A world where anything can happen is at the heart of Joe Keatinge’s new Image Comics superhero series, “Hell Yeah,” which went on sale this week. The comic, which sold out within hours from the publisher, may still be available at area comic shops. A second print is set for April 4.
Keatinge, with artist Andre Syzmanowicz, wants to create a comic where no character is safe, and the rules are out the window. And he’s drawing inspiration from the early days of Image Comics to do it.
“’Hell Yeah’ exists because Image Comics exists,” Keatinge said in a news release. “I read superhero comics my whole life, but when Image Comics debuted, it made me realize all the rules and restrictions I saw in other superhero comics didn’t have to exist. Anything could happen. You could kill lead characters in first issues. Obliterate long-standing villains in a page turn. They could be in different tone … They didn’t have to be noble, they didn’t have to maintain the same status quo.

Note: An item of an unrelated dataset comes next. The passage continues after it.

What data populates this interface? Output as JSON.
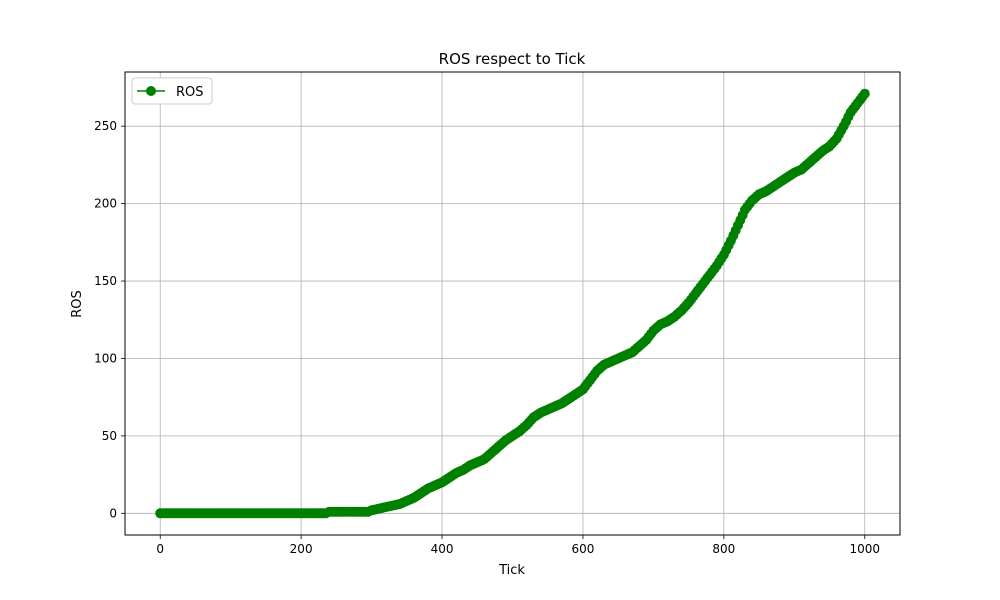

It was turned into a genre where the term ‘impossible’ didn’t exist.”
In “Hell Yeah” superhumans first appeared during the first Gulf War, where they brought an end to the
U.S.-Iraq conflict and changed the course of world events. In the first arc, a college student with superpowers is trying to figure out why alternate-universe versions of himself are being murdered.
Portland, Oregon-based Keatinge, an instrumental voice in Image Comics’ current resurgence, has been working on the story that became “Hell Yeah” off and on for 20 years.
“It will eventually be a giant ensemble book, but it starts off focusing on this guy Ben Day, who finds out that the versions of him are being murdered throughout the multiverse,” Keatinge said in a recent phone interview. “So that starts out exploring what this whole super-world is like and how it’s affecting things.”
While Keatinge is a big fan of the seminal Alan Moore-Dave Gibbons series “Watchmen,” he describes “Hell, Yeah” as that concept’s “flip side.”